Unreal Engine 5, [UE5 Developer Availability 2022-04-05]

Isn't that a BVH LOD? Have a high detail one for close and a distant one where very low representation is adequate?
I guess with BVH LOD you mean somethnig like DXR TL/BL AS, or UE5 global/local SDF?
Problem is, while sounding reosnable, this only holds for a static viewport, or for a limited amount of time (e.g. a console life cycle).
You can not solve LOD this way. It's just a hack which may be initially impressive, then just good enough, and finally a real issue requiring urgent replacement again.

To solve LOD for real, we need to make detail decisions locally at every level of a hierarchy. And if we take this very literally, it even rules out a combination of points and triangles, for example.
Point splatting distant foliage seems really attractive. But how do we handle the transition to a one-lod triangle mesh, which is still to detailed at the location of the transition, and too coarse for close up views?
Considerng this, is it even worth to invest in splatting foliage, if it can't really solve any problem we already had before?

Or another example: Nanite has this local detail feature we want, but only per model. It does not solve the problem at greater distance, when the amount of models becomes too large again and they should gradually merge.
The solution to this is again just hacks.

The LOD system that i work on solves those problems, at least in theory. But only for a static scene, and at bad compromises regarding quality for close ups. No way around hacks to address this.

I think we'll be doomed to combine hacks for a long, long time. It feels kinda hopeless, really.
You could say that's what makes our work intersting, but i say it's depressing just as much.
 
I think we'll be doomed to combine hacks for a long, long time. It feels kinda hopeless, really.
You could say that's what makes our work intersting, but i say it's depressing just as much.

Is this solved in offline rendering? If so then its just about getting that solution running fast enough?
 
No. There is little need for dynamic LOD in offline rendering.
(which probaly is the reason why certain 'amateurs' forgot about it completely)
So basically you are saying it will go away with enough computing power , problem solved :D
 
But how do we handle the transition to a one-lod triangle mesh, which is still to detailed at the location of the transition, and too coarse for close up views?
Considerng this, is it even worth to invest in splatting foliage, if it can't really solve any problem we already had before?

Or another example: Nanite has this local detail feature we want, but only per model. It does not solve the problem at greater distance, when the amount of models becomes too large again and they should gradually merge.
The solution to this is again just hacks.
Indeed. As I say, it's basically mipmapping in 3D space. We haven't solved continuous 2d texture detail and just merge between two fixed ideal states to approximate the in-between states. Perhaps the solution in 3D starts first in a solution for 2D, or even 1D, progressive resolution? Or perhaps it's impossible as we try to represent the complexities of 4 dimensional space-time in a very finite, slow 2D memory array?!

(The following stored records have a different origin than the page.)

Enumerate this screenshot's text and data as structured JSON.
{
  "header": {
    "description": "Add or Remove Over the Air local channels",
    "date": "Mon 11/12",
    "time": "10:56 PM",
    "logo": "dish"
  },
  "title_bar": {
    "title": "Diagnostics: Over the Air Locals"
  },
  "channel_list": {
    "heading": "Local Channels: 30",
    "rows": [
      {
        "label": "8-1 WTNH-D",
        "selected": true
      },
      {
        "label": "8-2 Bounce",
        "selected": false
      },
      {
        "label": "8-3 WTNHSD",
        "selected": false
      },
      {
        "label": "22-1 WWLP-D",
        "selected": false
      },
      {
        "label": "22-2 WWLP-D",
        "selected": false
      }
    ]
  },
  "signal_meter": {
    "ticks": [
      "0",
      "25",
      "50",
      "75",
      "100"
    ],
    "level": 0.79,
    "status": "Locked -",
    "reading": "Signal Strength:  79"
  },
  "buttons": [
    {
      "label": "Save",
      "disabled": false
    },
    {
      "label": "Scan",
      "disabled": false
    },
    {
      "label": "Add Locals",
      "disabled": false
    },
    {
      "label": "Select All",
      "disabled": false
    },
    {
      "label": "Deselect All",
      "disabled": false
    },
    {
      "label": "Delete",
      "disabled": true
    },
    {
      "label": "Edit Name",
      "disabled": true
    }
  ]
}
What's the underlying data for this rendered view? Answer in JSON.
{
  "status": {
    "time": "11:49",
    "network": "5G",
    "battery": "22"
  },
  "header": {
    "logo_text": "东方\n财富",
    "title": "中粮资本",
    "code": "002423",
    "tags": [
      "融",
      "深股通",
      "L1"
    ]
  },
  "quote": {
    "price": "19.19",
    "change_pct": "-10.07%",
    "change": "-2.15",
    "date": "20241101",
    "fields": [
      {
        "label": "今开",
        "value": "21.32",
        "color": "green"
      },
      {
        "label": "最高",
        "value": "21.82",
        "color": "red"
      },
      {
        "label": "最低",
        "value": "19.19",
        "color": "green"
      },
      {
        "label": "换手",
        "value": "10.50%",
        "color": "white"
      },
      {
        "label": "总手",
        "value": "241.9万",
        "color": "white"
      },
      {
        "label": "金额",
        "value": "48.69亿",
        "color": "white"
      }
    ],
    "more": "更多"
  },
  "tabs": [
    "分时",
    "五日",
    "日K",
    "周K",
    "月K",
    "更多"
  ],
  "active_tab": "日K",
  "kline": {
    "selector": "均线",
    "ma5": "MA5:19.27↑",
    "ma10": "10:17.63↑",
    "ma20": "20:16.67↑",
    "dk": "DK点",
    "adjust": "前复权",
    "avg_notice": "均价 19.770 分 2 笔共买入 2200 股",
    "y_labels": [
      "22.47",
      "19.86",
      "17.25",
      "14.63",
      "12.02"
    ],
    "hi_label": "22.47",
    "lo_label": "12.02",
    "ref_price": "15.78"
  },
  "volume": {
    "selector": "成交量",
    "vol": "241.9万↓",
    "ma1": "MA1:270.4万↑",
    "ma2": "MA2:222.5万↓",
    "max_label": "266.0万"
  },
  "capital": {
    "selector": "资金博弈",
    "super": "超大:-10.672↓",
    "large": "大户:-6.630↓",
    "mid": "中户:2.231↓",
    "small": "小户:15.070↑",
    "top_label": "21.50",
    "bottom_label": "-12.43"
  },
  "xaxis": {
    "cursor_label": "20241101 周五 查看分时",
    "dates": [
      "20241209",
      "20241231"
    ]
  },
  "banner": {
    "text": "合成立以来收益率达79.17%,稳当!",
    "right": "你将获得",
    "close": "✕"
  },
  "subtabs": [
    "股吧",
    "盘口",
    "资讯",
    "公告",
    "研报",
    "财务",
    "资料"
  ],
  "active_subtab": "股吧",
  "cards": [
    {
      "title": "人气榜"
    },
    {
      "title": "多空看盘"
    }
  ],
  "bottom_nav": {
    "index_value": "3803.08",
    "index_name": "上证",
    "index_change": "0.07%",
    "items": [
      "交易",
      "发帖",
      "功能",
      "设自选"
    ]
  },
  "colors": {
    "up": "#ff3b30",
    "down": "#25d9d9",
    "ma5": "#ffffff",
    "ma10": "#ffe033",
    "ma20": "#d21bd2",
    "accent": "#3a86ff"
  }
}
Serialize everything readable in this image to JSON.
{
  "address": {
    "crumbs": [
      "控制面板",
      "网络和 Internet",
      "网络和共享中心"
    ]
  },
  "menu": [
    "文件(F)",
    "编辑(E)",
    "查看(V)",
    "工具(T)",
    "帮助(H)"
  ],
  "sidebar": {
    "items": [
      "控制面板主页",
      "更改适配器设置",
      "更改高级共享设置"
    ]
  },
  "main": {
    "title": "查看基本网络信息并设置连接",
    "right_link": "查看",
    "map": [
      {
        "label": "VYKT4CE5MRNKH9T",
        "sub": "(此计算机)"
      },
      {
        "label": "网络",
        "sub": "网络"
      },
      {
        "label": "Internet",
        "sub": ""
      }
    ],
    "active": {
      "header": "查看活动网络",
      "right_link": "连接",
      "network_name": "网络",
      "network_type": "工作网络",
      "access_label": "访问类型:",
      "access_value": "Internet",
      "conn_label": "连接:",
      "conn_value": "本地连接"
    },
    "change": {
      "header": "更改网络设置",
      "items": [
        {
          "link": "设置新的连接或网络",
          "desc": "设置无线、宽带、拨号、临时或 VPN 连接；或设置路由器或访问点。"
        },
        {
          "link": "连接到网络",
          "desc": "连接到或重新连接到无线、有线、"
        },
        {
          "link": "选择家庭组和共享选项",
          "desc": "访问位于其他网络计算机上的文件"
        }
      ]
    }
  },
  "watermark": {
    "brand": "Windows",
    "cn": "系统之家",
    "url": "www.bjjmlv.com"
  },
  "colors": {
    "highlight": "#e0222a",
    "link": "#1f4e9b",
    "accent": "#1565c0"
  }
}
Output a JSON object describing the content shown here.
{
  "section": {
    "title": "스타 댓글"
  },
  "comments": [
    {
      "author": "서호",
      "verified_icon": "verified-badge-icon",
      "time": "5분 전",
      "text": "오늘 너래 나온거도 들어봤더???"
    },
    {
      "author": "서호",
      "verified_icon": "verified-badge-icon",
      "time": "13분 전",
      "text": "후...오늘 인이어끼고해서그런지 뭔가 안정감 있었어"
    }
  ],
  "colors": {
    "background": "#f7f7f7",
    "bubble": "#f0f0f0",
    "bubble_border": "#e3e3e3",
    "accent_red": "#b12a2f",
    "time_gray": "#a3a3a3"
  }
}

So basically you are saying it will go away with enough computing power , problem solved :D
No, it's a memory problem. We have an excess of computing power but can't get access to the right data to process. With enough memory bandwidth and zero access latency, it's a solved problem. ;)
 
So basically you are saying it will go away with enough computing power , problem solved :D
Hehe, sure. But you know my agenda: We can no longer rely on increasing compute power. So we need to work harder than implementing NV brute force papers.
Software and hardware industries interests diverge. We are on our own, from now on. :O

Luckily game devs are very experienced with just dodging the problem.

As I say, it's basically mipmapping in 3D space.
That's precisely what i do. :D
It's trivial and boring. I really tried 'advanced' stuff before, like quadrangualtion, if you remember the bunny image. But this was again just a 'mix of two' approach. You can increase lod per quad efficiently, but above that point you can not reduce it easily. And we can't represent complex models with just 'large' quads.
Now i do a voxelization of the scene to multi level regular density grids (so mip maps), then a shitty isosurface extraction, then make a nice quad dominant remesh out of that.
That's general and can do everything. It generates discrete LODs per mip level. But true continuous LOD is by definition impossible, due to the changing topology problem. So starting from discrete levels is not actually bad i think.
However, the quantization problems from using a reguler grid remain. It can not handle thin objects, e.g. the curtains from the Sponza model. It will process them without crashing, and will give some output, but this output is of bad quality and has holes which should not be there.

It's good enough to give a high quality surfel heirarchy for GI, and the system can process volumetric scenes of 'infinite' size with out of core processing. This opens up some new options of content generation, which i'm exploring with some success. Using it to generate dynamic LOD geometry for rendering surely is possible (either triangles or points), but not for every kind of model. For 'imperfect' terrain it's ideal, for 'perfect' human made stuff not so much.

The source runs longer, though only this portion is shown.